Après mon Master en droit, j’ai travaillé avec le consul de France à Bukavu, acquérant une expérience professionnelle précieuse avant de rejoindre le Barreau du Sud Kivu. Chaque action, chaque cause que je défendais, ajoutait une pierre à l’édifice de mon engagement pour un monde meilleur.
Mon parcours m’a ensuite mené en Belgique, où je continue d’œuvrer pour la paix et la justice au sein de l’organisation Justice et Paix. Dans ce nouveau cadre, je m’efforce de toucher une audience plus large, de sensibiliser et d’influencer positivement non seulement la jeunesse active et disponible de la région des Grands Lacs, mais aussi le monde entier. Je suis confronté à un système global où, trop souvent, les décideurs privilégient l’usage des armes à la diplomatie, la guerre à la paix.
Face aux défis mondiaux tels que les injustices climatiques, les inégalités sociales, et l'exploitation éhontée des ressources naturelles, je lutte pour demeurer un défenseur acharné des valeurs de justice et de solidarité. Je rappelle constamment que chaque vie est précieusement sacrée et que la dignité humaine doit être au cœur de toutes nos actions.
Dans un monde en quête de sens et de direction, ma voix s’élève pour appeler à un retour aux valeurs fondamentales de respect, d'amour et de coexistence pacifique. Ce témoignage est mon engagement personnel et continu pour éveiller les consciences et inciter à un choix plus sage : celui de la paix. Bien que moins coûteuse, celle-ci est infiniment plus précieuse que le lourd tribut de la guerre. Ce chemin, de Bukavu à Bruxelles, est pavé de petites et grandes actions, toutes animées par le désir de construire un monde où la justice et la paix règnent en maîtres.
À la Commission Justice et Paix, je nourris mon travail quotidien de ces expériences. En planifiant des campagnes, en menant des ateliers, en organisant des conférences, je tisse des liens entre des individus et des communautés de divers horizons, unissant nos forces dans un effort commun pour la construction d'une paix durable. Ma mission est de transformer chaque opportunité en un acte de médiation et de réconciliation, promouvant une compréhension mutuelle et respectueuse parmi les peuples.

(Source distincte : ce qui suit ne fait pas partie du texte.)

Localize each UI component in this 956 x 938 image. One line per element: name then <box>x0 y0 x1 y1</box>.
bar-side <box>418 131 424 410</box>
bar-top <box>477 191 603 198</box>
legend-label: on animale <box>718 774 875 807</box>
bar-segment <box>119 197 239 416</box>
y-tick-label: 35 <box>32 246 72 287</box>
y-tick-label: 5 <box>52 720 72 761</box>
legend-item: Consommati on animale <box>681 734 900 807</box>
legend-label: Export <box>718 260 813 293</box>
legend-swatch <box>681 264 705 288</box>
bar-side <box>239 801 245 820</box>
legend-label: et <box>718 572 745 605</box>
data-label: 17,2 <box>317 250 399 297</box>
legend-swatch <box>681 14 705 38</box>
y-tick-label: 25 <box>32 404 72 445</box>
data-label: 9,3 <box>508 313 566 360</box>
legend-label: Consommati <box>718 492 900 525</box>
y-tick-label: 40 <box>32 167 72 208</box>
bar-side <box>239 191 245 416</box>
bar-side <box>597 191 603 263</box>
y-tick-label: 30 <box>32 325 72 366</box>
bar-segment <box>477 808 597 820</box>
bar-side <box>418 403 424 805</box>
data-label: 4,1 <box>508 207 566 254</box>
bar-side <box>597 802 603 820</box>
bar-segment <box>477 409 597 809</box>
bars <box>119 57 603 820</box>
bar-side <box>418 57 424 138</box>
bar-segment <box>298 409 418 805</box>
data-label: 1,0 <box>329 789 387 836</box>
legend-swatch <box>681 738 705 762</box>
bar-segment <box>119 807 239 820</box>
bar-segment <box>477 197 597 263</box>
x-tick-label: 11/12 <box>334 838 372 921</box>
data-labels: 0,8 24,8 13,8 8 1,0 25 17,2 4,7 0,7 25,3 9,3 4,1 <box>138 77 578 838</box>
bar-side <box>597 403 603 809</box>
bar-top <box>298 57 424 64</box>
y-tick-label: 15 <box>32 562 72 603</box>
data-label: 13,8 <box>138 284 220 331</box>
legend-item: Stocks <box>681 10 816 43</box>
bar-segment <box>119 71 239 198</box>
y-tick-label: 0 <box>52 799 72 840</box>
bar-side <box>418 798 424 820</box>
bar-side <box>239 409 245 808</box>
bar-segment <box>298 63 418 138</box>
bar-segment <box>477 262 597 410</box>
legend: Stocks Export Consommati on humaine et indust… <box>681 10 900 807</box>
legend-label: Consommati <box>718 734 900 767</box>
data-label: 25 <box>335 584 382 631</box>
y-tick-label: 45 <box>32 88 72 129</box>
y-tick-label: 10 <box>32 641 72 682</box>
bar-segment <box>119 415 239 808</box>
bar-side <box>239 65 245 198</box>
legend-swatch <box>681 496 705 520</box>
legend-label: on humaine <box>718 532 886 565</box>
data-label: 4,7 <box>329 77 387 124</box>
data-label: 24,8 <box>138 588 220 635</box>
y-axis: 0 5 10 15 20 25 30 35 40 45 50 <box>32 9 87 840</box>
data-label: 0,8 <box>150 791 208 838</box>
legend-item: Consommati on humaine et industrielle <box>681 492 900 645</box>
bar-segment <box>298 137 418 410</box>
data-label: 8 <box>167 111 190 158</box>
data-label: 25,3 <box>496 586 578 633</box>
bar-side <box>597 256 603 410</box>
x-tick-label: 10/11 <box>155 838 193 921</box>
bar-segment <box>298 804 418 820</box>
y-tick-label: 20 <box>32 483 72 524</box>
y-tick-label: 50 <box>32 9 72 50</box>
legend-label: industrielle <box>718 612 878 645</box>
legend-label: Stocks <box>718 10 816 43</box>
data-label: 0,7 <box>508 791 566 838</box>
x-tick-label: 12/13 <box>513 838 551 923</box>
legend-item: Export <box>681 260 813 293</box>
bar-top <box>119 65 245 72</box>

Je continue avec les amis et amies que j’ai trouvés en Belgique à partager les repas chauds aux sans-abris au centre-ville de Bruxelles et cela me montre combien le monde est si petit, que dans la maison commune, « il y a toujours plus de joie à donner qu’à recevoir ! »
Chaque jour, je suis guidé par un principe fondamental : la justice véritable commence par la reconnaissance et le respect de chaque individu, indépendamment de son origine, de sa religion, ou de son statut social. En Belgique et au-delà, je m'efforce d'incarner ces valeurs, inspirant par mon exemple celles et ceux qui aspirent à un monde plus juste et paisible. Ce voyage, de Bukavu à Bruxelles, n'est pas seulement le mien. C'est un parcours que nous partageons tous et toutes chaque pas vers la justice et la paix étant un pas vers un avenir où nous, en tant que communauté mondiale, valorisons chaque vie et œuvrons ensemble pour le bien commun.